Da mesma forma, é possível observar o uso infundado do termo crime organizado em diversos acórdãos35, aparentemente, com o intuito de demonstrar a gravidade do fato julgado, sem que a lei penal pátria tenha criado tal modalidade delitiva,
bem como a doutrina já tenha assinalado a impropriedade absoluta do termo36, já previsto no ordenamento jurídico brasileiro no art. 288 do Código Penal37.

               A questão que precisa ficar muito bem esclarecida é que não existe a norma penal pertinente a figura do crime organizado, sendo sua utilização fruto da absorção de uma política criminal que começa a fazer – preocupante – eco em nossos Tribunais.

                Embora o assunto conceitual já tenha sido tratado no item 2 do presente, faz-se mister consignar que a expressão “crime organizado” possui forte apelo popular e que, segundo Zaffaroni38 é impulsionada pelos próprios delinqüentes, que apareceriam como indivíduos poderosos e dignos de admiração.

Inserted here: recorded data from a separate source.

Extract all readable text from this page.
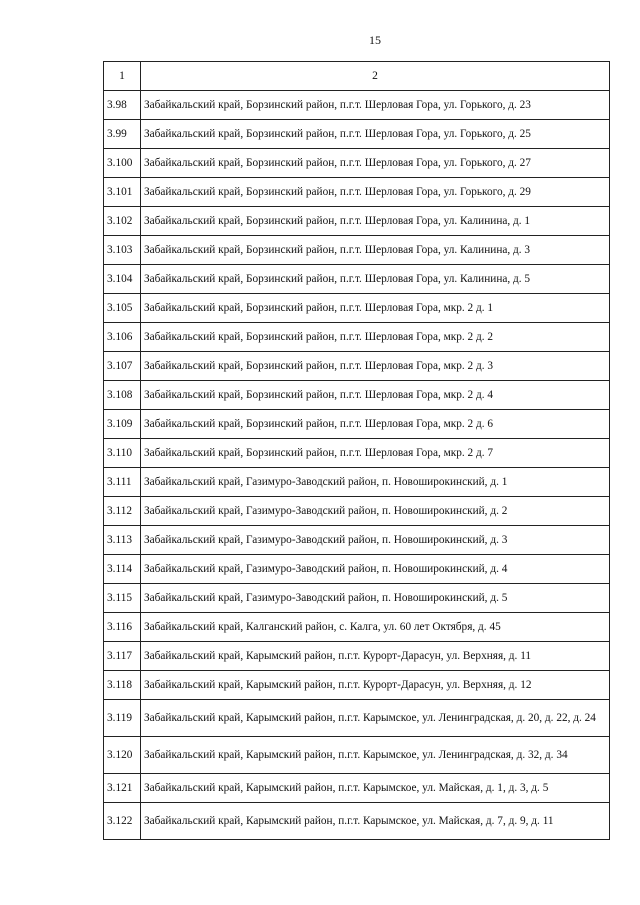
15
1	2
3.98	Забайкальский край, Борзинский район, п.г.т. Шерловая Гора, ул. Горького, д. 23
3.99	Забайкальский край, Борзинский район, п.г.т. Шерловая Гора, ул. Горького, д. 25
3.100	Забайкальский край, Борзинский район, п.г.т. Шерловая Гора, ул. Горького, д. 27
3.101	Забайкальский край, Борзинский район, п.г.т. Шерловая Гора, ул. Горького, д. 29
3.102	Забайкальский край, Борзинский район, п.г.т. Шерловая Гора, ул. Калинина, д. 1
3.103	Забайкальский край, Борзинский район, п.г.т. Шерловая Гора, ул. Калинина, д. 3
3.104	Забайкальский край, Борзинский район, п.г.т. Шерловая Гора, ул. Калинина, д. 5
3.105	Забайкальский край, Борзинский район, п.г.т. Шерловая Гора, мкр. 2 д. 1
3.106	Забайкальский край, Борзинский район, п.г.т. Шерловая Гора, мкр. 2 д. 2
3.107	Забайкальский край, Борзинский район, п.г.т. Шерловая Гора, мкр. 2 д. 3
3.108	Забайкальский край, Борзинский район, п.г.т. Шерловая Гора, мкр. 2 д. 4
3.109	Забайкальский край, Борзинский район, п.г.т. Шерловая Гора, мкр. 2 д. 6
3.110	Забайкальский край, Борзинский район, п.г.т. Шерловая Гора, мкр. 2 д. 7
3.111	Забайкальский край, Газимуро-Заводский район, п. Новоширокинский, д. 1
3.112	Забайкальский край, Газимуро-Заводский район, п. Новоширокинский, д. 2
3.113	Забайкальский край, Газимуро-Заводский район, п. Новоширокинский, д. 3
3.114	Забайкальский край, Газимуро-Заводский район, п. Новоширокинский, д. 4
3.115	Забайкальский край, Газимуро-Заводский район, п. Новоширокинский, д. 5
3.116	Забайкальский край, Калганский район, с. Калга, ул. 60 лет Октября, д. 45
3.117	Забайкальский край, Карымский район, п.г.т. Курорт-Дарасун, ул. Верхняя, д. 11
3.118	Забайкальский край, Карымский район, п.г.т. Курорт-Дарасун, ул. Верхняя, д. 12
3.119	Забайкальский край, Карымский район, п.г.т. Карымское, ул. Ленинградская, д. 20, д. 22, д. 24
3.120	Забайкальский край, Карымский район, п.г.т. Карымское, ул. Ленинградская, д. 32, д. 34
3.121	Забайкальский край, Карымский район, п.г.т. Карымское, ул. Майская, д. 1, д. 3, д. 5
3.122	Забайкальский край, Карымский район, п.г.т. Карымское, ул. Майская, д. 7, д. 9, д. 11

Certo é que, pior do que esta realidade, é perceber que os efeitos políticos da adoção do termo resultaram em justificativa para que regimes totalitários justificassem ações ditatoriais, como já se pode sentir no posicionamento da jurisprudência, que vem firmando o entendimento de que, na fase do inquérito policial, não vigoram os princípios constitucionais do contraditório e da ampla defesa, negando acesso aos autos ao advogado constituído.

               Lamentável que os Tribunais brasileiros creditem (ainda que não explicitamente), o não acesso da defesa aos autos do inquérito policial, a uma melhor apuração das provas que constarão no processo criminal. Muito pelo contrário!

               É forçoso reconhecer, ante aos conhecidos abusos e excessos cometidos em sede policial, que a presença do advogado (e portanto o exercício da ampla defesa, negado pela jurisprudência em sede investigativa) só faria referendar a prova produzida, não se podendo compreender a postura dos Tribunais pátrios, a não ser que se conclua que foram, definitivamente, afetados pela política adotada ao combate a lavagem de dinheiro, centrada no uso abusivo do Direito Penal, não se podendo calar ante a uma postura, evidentemente, contrária a Constituição Federal, erigida com base nos princípios garantistas.

               Não bastasse ignorar a necessidade, e a legitimidade, da presença da defesa (em especial acesso aos autos para não permitir – inclusive – a formação de prova falsa) em sede de inquérito, solidificou-se perigoso precedente jurisprudencial39, que autoriza o recebimento de denúncia, nos casos de crimes de autoria coletiva, sem a descrição da conduta de cada agente, absurdo já ressaltado em artigo que bem resume a hipótese, da lavra do professor Jacinto Nelson de Miranda Coutinho e Edward Rocha de Carvalho40, onde se demonstra o risco em que se colocou o Poder Judiciário, ao relaxar em seu mister – imprescindível – de garante da Constituição.
Não cabe nestas reflexões analisar os reflexos dogmáticos dos efeitos que a jurisprudência já acusa estar sofrendo, pois não é o cerne da questão analisada, mas não se poderia deixar de consignar quão preocupante é constatar que, ao relativizar a interpretação do texto legal: permitindo a decretação da prisão cautelar calcada no resultado do delito, e não nos elementos contidos na norma legal, ou seja: no art. 312 do Código de Processo Penal; admitindo denúncia genérica nos crimes de autoria coletiva, a revelia do texto inscrito no art. 41 do Código de Processo Penal, ao negar em sede de inquérito o princípio da ampla defesa, previsto no art. 5°, LV, da Constituição Federal, deixa o Poder Judiciário de exercer a sua função de guardião da lei para assinalar que, a política adotada – na prática – tem o condão de tornar letra morta as garantias constitucionais, que não passariam de fato, de mera retórica41, não restando outra alternativa senão concluir que se constituem, somente, de mera aparência, que não traz nem segurança jurídica, nem segurança política.